Now, although South Africa is a major actor in international relations, foreign affairs issues did not feature prominently in the election period and seems not to have influenced the choices made at all. The country's re-admission in international affairs after several decades of isolation under apartheid was one the most dramatic seen in recent decades. From under 20 relations, the country established warm diplomatic relations with over 130 countries and over 50 international organisations.

It became recognised as a key role player in UN diplomacy and other platforms for international diplomacy and negotiations. It would be among the drivers of enhanced south agency through new clubs like IBSA and BRICS that challenge the hegemony of the west in international affairs. Hardly any key legitimate international decision is taken without South Africa's participation. its role in the renaissance of Africa, an on-going process of rejuvenation and regeneration of African states, regional institutions and Afrcia's voice in the world, is matter of great interest to other states in the world.

This is the reason why the elections were watched very closely in major centres of the world, covered fully by the western and eastern media. There were discussions about the elections and its meaning for the future of South Africa in some countries.

It was internationalized by external interests both in the politival meaning of the polls, the possible ramifications for economics and lessons to learn regarding electoral democracy in Africa. African countries took such keen interest that the majority of electoral observers came from the continent and over 30 heads of state and government attended the inauguration of the re-elected president, Jacob Zuma.

Three reasons can be put forward to explain the absence of international relations in the electoral process and discourses in South Africa. The first is the fact that opposition parties that worked hard to set the agenda for elections have generally weak appetite for areas of foreign political and economic relations. Even as they pushed for jobs, they did not notice that this relates directly to how you make the country attractive for investors.

While the formal manifestos of major parties mentioned international dimensions, they did so scantily and largely as dictated by templates.

The second is that while the ANC has always had a strong internationalist orientation and has a lot more on foreign policy in its manifesto than other parties, it too got bogged down in purely domestic imperatives. No attempt was made to step back and force the country to see its opportunities and challenges as related to the world and African environment.

It has been said for a while now that the ANC in its own internal debates and its voice into the political community has shown a progressively diminishing appetite to maintain an energetic focus on international relations.

The third is the failure of the media and us political analysts to sharply raise the international implications and opportunities in the public discourses surrounding the elections. The media, which covered international developments like the Ukraine conflict, the crisis in South Sudan, the disappearance of the Malaysia airline, the political fracas in Thailand, and the post-MDG discussions, just did not make connections between this and domestic imperatives.

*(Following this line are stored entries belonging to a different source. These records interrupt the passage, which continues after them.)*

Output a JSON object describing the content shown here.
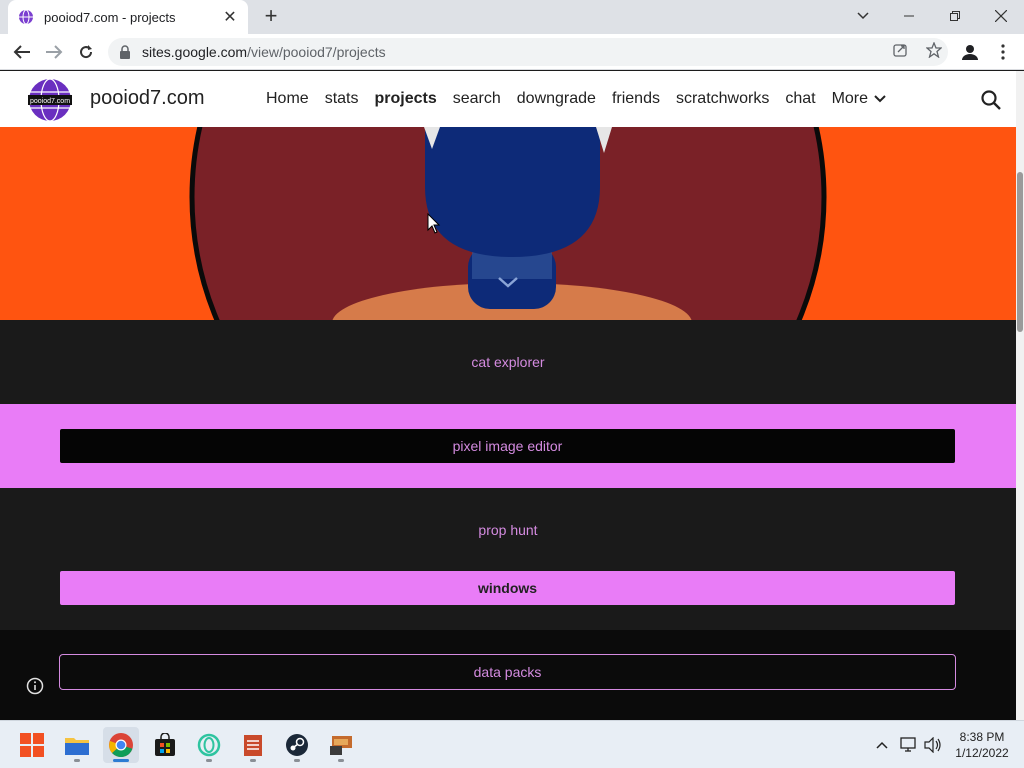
{
  "browser": {
    "tab_title": "pooiod7.com - projects",
    "url_host": "sites.google.com",
    "url_path": "/view/pooiod7/projects"
  },
  "site": {
    "logo_text": "pooiod7.com",
    "name": "pooiod7.com",
    "nav": [
      {
        "label": "Home"
      },
      {
        "label": "stats"
      },
      {
        "label": "projects",
        "active": true
      },
      {
        "label": "search"
      },
      {
        "label": "downgrade"
      },
      {
        "label": "friends"
      },
      {
        "label": "scratchworks"
      },
      {
        "label": "chat"
      },
      {
        "label": "More"
      }
    ]
  },
  "sections": {
    "cat_explorer": "cat explorer",
    "pixel_image_editor": "pixel image editor",
    "prop_hunt": "prop hunt",
    "windows": "windows",
    "data_packs": "data packs"
  },
  "colors": {
    "hero_bg": "#ff5410",
    "pink": "#e97cf7",
    "link": "#d48be0"
  },
  "taskbar": {
    "apps": [
      "windows-start-icon",
      "file-explorer-icon",
      "chrome-icon",
      "store-icon",
      "app-icon",
      "notes-icon",
      "steam-icon",
      "game-icon"
    ],
    "time": "8:38 PM",
    "date": "1/12/2022"
  }
}
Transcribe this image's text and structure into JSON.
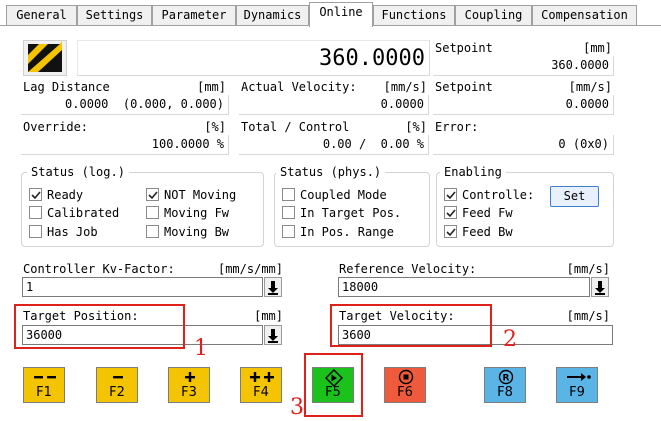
{
  "tabs": [
    "General",
    "Settings",
    "Parameter",
    "Dynamics",
    "Online",
    "Functions",
    "Coupling",
    "Compensation"
  ],
  "position": {
    "value": "360.0000"
  },
  "setpoint_pos": {
    "label": "Setpoint",
    "unit": "[mm]",
    "value": "360.0000"
  },
  "lag_distance": {
    "label": "Lag Distance",
    "unit": "[mm]",
    "value": "0.0000  (0.000, 0.000)"
  },
  "actual_velocity": {
    "label": "Actual Velocity:",
    "unit": "[mm/s]",
    "value": "0.0000"
  },
  "setpoint_vel": {
    "label": "Setpoint",
    "unit": "[mm/s]",
    "value": "0.0000"
  },
  "override": {
    "label": "Override:",
    "unit": "[%]",
    "value": "100.0000 %"
  },
  "total_control": {
    "label": "Total / Control",
    "unit": "[%]",
    "value": "0.00 /  0.00 %"
  },
  "error": {
    "label": "Error:",
    "value": "0 (0x0)"
  },
  "status_log": {
    "title": "Status (log.)",
    "items": [
      {
        "label": "Ready",
        "checked": true
      },
      {
        "label": "Calibrated",
        "checked": false
      },
      {
        "label": "Has Job",
        "checked": false
      },
      {
        "label": "NOT Moving",
        "checked": true
      },
      {
        "label": "Moving Fw",
        "checked": false
      },
      {
        "label": "Moving Bw",
        "checked": false
      }
    ]
  },
  "status_phys": {
    "title": "Status (phys.)",
    "items": [
      {
        "label": "Coupled Mode",
        "checked": false
      },
      {
        "label": "In Target Pos.",
        "checked": false
      },
      {
        "label": "In Pos. Range",
        "checked": false
      }
    ]
  },
  "enabling": {
    "title": "Enabling",
    "items": [
      {
        "label": "Controlle:",
        "checked": true
      },
      {
        "label": "Feed Fw",
        "checked": true
      },
      {
        "label": "Feed Bw",
        "checked": true
      }
    ],
    "set_label": "Set"
  },
  "kv_factor": {
    "label": "Controller Kv-Factor:",
    "unit": "[mm/s/mm]",
    "value": "1"
  },
  "ref_velocity": {
    "label": "Reference Velocity:",
    "unit": "[mm/s]",
    "value": "18000"
  },
  "target_position": {
    "label": "Target Position:",
    "unit": "[mm]",
    "value": "36000"
  },
  "target_velocity": {
    "label": "Target Velocity:",
    "unit": "[mm/s]",
    "value": "3600"
  },
  "annotations": [
    "1",
    "2",
    "3"
  ],
  "fkeys": [
    {
      "label": "F1",
      "icon": "fast-backward-icon",
      "color": "#f5c400"
    },
    {
      "label": "F2",
      "icon": "backward-icon",
      "color": "#f5c400"
    },
    {
      "label": "F3",
      "icon": "forward-icon",
      "color": "#f5c400"
    },
    {
      "label": "F4",
      "icon": "fast-forward-icon",
      "color": "#f5c400"
    },
    {
      "label": "F5",
      "icon": "start-icon",
      "color": "#1cc21c"
    },
    {
      "label": "F6",
      "icon": "stop-icon",
      "color": "#f05a3c"
    },
    {
      "label": "F8",
      "icon": "reset-icon",
      "color": "#5ab4e6"
    },
    {
      "label": "F9",
      "icon": "goto-position-icon",
      "color": "#5ab4e6"
    }
  ]
}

Parties were not forced to explain how they would approach the international environment.

The implications of this neglect of international relations are many; key among them is to diminish the political importance and accountability in international affairs as a major area of public policy. The huge bearing that world prosperity or crises have on the outcomes of domestic public policy choices is thus under-estimated and overlooked.

Thus, we also miss the opportunity to cultivate a healthy domestic constituency on foreign policy, ready to hold government and parties to account for their positions on international relations. We therefore fail to popularise public policy on international affairs.

The sooner the parties, media and civil society force society to discuss foreign policy and international affairs, the sooner we have a fuller understanding of governance, public policy and the state.